Insecurity lies at the root of the urge to package a subjective idea with a fanciful, detailed, and tenuous justification. The only result of this strategy is that you’ll end up so fully invested in your own self-indulgent rationale as to become closed-minded and inflexible. Creative impulses need not be rational. Embrace that.

2. If you’re going to shoot down someone else’s work, come prepared with a better alternative.

In some cases, it’s entirely fair if your better alternative is simply to do nothing. For example, “I don’t think this tambourine overdub improves the song” is a completely fair position. But before you say “the lyrics in the chorus aren’t working for me,” make sure you’re able to suggest something you feel would work better.

At a minimum, show a commitment to working toward improvement: “Something’s bugging me about that chord. What’s the top note you’re playing? I wonder if we could try a different voicing?”

3. Choose your battles.

When I begin a collaboration, I think of myself as having a fixed amount of “interpersonal capital” to spend. Each time I assert myself to disagree with someone, it costs me a bit. If I overspend, I’ll go into debt and become toxic to the project — I’ll be resented, and my opinion won’t carry any weight.

In extreme cases, the consequences of this can even be further-reaching. My professional reputation is something like a credit score, and persistent debt has the ability to follow me and make my life difficult in future projects. Save your capital for when it really matters. You have less than you think, and trust me when I say you do not want to carry a negative balance.

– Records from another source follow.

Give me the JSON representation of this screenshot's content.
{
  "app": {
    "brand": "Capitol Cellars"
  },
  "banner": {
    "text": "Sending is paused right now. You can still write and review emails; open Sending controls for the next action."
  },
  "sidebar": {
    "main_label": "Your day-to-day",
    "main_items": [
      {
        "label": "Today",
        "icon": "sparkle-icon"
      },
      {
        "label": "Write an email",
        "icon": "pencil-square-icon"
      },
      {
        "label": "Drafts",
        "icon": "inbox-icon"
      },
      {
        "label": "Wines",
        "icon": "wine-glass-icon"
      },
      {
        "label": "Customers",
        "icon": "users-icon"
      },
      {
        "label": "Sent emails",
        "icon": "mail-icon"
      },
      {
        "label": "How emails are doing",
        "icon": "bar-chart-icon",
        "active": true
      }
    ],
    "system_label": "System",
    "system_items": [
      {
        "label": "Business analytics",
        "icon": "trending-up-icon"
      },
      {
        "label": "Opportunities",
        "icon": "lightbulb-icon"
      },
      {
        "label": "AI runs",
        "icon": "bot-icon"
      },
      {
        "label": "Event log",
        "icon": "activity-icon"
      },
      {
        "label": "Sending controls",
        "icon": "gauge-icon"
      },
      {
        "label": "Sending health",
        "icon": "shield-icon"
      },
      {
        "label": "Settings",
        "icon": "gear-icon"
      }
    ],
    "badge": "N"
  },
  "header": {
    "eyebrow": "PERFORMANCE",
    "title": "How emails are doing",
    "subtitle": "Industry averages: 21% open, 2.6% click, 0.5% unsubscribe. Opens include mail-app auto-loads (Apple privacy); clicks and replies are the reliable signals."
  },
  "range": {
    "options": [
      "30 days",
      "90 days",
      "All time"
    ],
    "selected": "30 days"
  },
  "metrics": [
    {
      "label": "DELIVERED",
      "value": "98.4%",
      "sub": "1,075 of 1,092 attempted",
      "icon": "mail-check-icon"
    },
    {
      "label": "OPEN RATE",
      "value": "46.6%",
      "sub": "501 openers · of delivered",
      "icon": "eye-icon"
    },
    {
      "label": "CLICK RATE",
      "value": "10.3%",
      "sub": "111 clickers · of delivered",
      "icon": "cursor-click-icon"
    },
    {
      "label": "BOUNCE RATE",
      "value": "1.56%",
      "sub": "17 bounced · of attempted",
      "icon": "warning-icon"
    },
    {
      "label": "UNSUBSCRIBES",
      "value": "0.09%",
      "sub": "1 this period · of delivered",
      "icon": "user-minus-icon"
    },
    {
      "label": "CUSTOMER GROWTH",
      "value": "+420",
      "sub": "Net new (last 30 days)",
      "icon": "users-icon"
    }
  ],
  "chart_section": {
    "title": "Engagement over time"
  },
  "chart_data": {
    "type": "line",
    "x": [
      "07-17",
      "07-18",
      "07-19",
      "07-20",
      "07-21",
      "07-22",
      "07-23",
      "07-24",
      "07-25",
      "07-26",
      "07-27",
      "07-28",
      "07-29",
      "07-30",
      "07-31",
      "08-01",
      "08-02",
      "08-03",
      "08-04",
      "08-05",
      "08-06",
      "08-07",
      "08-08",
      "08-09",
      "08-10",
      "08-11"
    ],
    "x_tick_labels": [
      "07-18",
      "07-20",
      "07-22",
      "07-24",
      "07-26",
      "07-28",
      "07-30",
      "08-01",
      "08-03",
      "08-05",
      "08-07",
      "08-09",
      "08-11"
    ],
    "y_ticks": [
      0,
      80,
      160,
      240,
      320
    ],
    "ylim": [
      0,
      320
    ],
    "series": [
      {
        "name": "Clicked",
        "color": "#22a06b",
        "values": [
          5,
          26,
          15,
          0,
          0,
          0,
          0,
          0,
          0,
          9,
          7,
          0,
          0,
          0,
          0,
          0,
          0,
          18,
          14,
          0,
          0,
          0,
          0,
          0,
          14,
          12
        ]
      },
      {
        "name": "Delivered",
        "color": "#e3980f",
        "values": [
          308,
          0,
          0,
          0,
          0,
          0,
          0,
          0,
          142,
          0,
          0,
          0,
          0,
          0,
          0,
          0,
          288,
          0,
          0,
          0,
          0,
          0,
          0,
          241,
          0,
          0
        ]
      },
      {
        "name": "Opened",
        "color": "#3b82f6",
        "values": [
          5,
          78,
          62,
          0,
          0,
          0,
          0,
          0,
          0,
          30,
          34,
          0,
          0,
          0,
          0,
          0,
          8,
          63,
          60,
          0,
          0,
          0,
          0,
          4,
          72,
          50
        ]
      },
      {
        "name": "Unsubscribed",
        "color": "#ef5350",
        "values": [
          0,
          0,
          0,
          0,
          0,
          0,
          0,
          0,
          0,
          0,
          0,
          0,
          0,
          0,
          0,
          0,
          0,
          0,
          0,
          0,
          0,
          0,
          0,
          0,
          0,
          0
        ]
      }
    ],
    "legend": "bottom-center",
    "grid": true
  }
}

4. Do your best to avoid arguing against an idea that hasn’t been tried, even if you’re 100 percent sure it’s a bad idea.

You might be astonished at how often something that seems like it would never work actually turns out to be brilliant and unique. And even if it doesn’t, trying the idea will almost always make the answer apparent in a manner far faster and clearer than a battle of pretzel logic (see #1). If you try the idea and it’s an obvious flop, you’ve just saved valuable interpersonal capital for future differences of opinion (see #3).

On the other hand, if the idea in question would cost a massive amount of money or time, it’s fair to do a sober assessment and gently make a case against it.

5. Lead, follow, or get out of the way.

The best creative work rarely results from democratic processes. In most creative collaborations, one person will be the chief visionary at any given moment. If you’re not the one with the vision this time, recognize that, and do your best to understand what the leader’s aiming for.